Woman Suffrage Is Needed in Chicago, March 24, 1909

JAPA-0419.jpg

Woman Suffrage is Needed in Chicago Says Jane Addams

Miss Jane Addams, of Hull House, who is chairman of the committee for procuring municipal suffrage for the women of Chicago, champions the cause on the grounds that women are more vitally interested in the comforts of the home and the schools and know what is needed better than the men. She says the United States is behind the other Anglo-Saxon countries in the matter of general suffrage and insists that the progress of the race depends on the adoption of the plan. She says:

"After we lost the first contest before the Charter convention in Chicago two years ago on a tie vote, the women decided that the organization to fight for the movement should be more representative, and together with the activity shown by the club women of the city we began to interest other organizations. The result was in a short time we gathered about us delegates from 110 women's clubs and societies. A large number of these societies were in Lutherans, and the Scandinavian women were prominent because they have had the right to vote in Norway and Sweden on property qualifications since the seventeenth century. The Danish women, who have recently been given similar privileges were also enthusiastic.

"In January, this year, we established headquarters at the Stratford hotel, and began the work of canvassing the entire city for the right to vote. Every Saturday morning we held a meeting and an effort was made to get every member of the charter committee. We covered the city with posters, which had a modified figure of Chicago's 'I Will,' and held two very important public sessions. At one of these meetings Brand Whitlock, mayor of Toledo, spoke and at another Miss Ethel Arnold, the famous English suffragist. A prize of $100 offered for the best suffrage poem resulted in hundreds being submitted and dozens of them were set to music and used effectively in the campaign.

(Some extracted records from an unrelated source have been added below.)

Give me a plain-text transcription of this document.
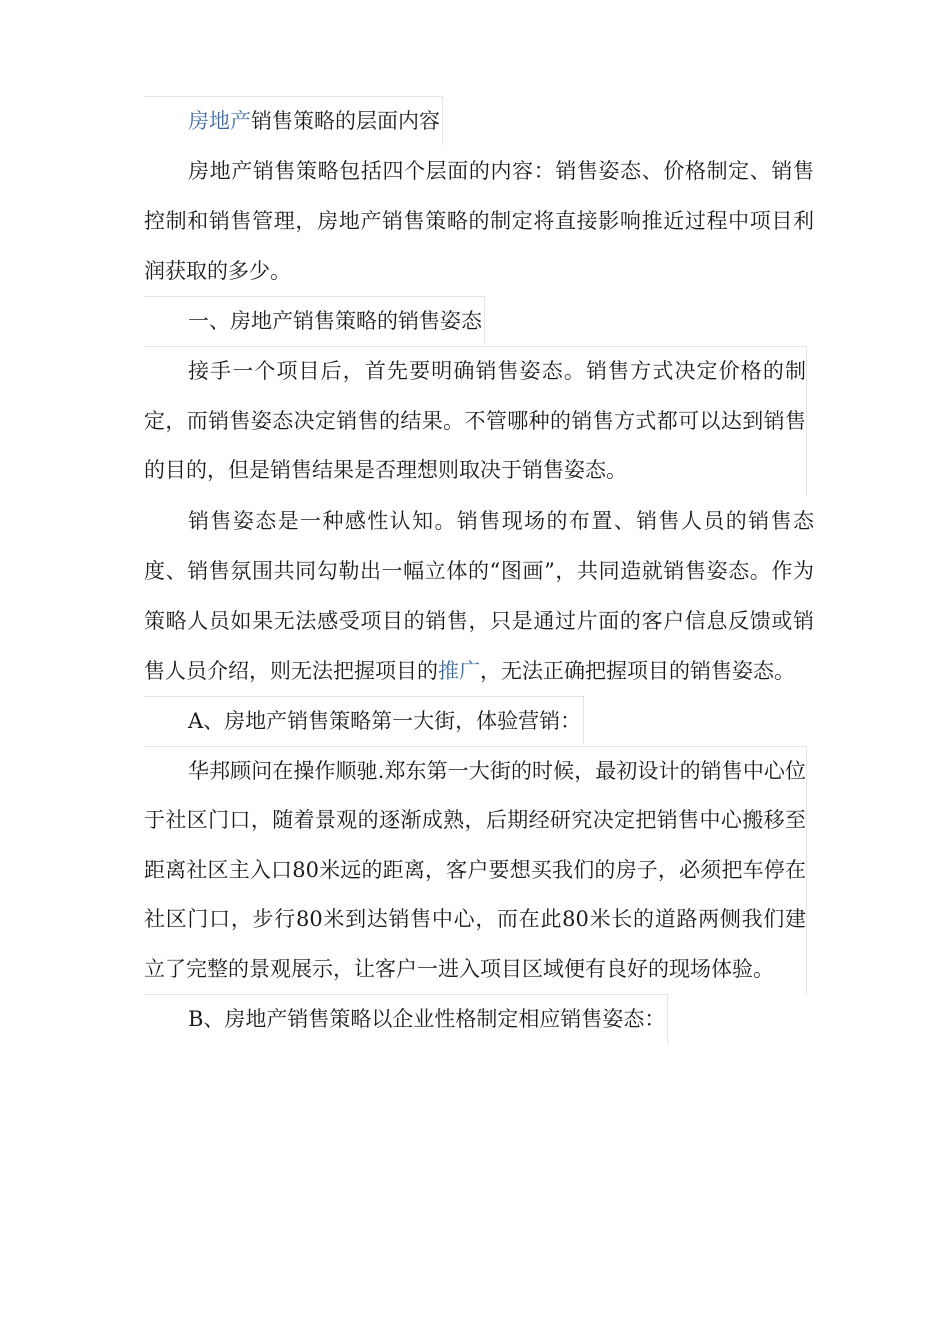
房地产销售策略的层面内容

房地产销售策略包括四个层面的内容：销售姿态、价格制定、销售控制和销售管理，房地产销售策略的制定将直接影响推近过程中项目利润获取的多少。

一、房地产销售策略的销售姿态

接手一个项目后，首先要明确销售姿态。销售方式决定价格的制定，而销售姿态决定销售的结果。不管哪种的销售方式都可以达到销售的目的，但是销售结果是否理想则取决于销售姿态。

销售姿态是一种感性认知。销售现场的布置、销售人员的销售态度、销售氛围共同勾勒出一幅立体的“图画”，共同造就销售姿态。作为策略人员如果无法感受项目的销售，只是通过片面的客户信息反馈或销售人员介绍，则无法把握项目的推广，无法正确把握项目的销售姿态。

A、房地产销售策略第一大街，体验营销：

华邦顾问在操作顺驰.郑东第一大街的时候，最初设计的销售中心位于社区门口，随着景观的逐渐成熟，后期经研究决定把销售中心搬移至距离社区主入口80米远的距离，客户要想买我们的房子，必须把车停在社区门口，步行80米到达销售中心，而在此80米长的道路两侧我们建立了完整的景观展示，让客户一进入项目区域便有良好的现场体验。

B、房地产销售策略以企业性格制定相应销售姿态：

"When the matter was taken up by the charter committee in convention the women won by a vote of twenty to eleven. During the discussion it was said that the United societies opposed our plans on the plea that women would vote for temperance. This intimation was the result of one of the stirring incidents of a the controversy, and when Miss Reid, of the Chicago school teachers, claimed before the Chicago Woman's club that 'it was nonsense to believe that women were against the saloon and that they would vote much as the men did, the temperance people were greatly stirred up.

"Broadly speaking she was right, but my observation has been that the greater proportion of women in any community is apt to vote against saloons because they suffer most.

"There are so many things in the management of the city's affairs in which the women are so much better qualified to supervise, that it is necessary to take them into partnership in governmental affairs in order continue to keep in the van of progress. They are more vitally interested than the men in school and the playgrounds, the feeding of the families, the care of the markets, the sanitary conditions, the inspection bureaus, the fire escapes in tenement houses, and the general inspection of congested quarters, the bakeries, and innumerable other departments of the city which are under the control of politics.

"All of these have to do with women and the management of the home. They are along the natural lines of a women's field. They know better what they want than the men for they are ones to suffer. These are women's work for the men never take the interest in them like the woman. That is why we insist that suffrage is the solution of the problem." -- Chicago Examiner.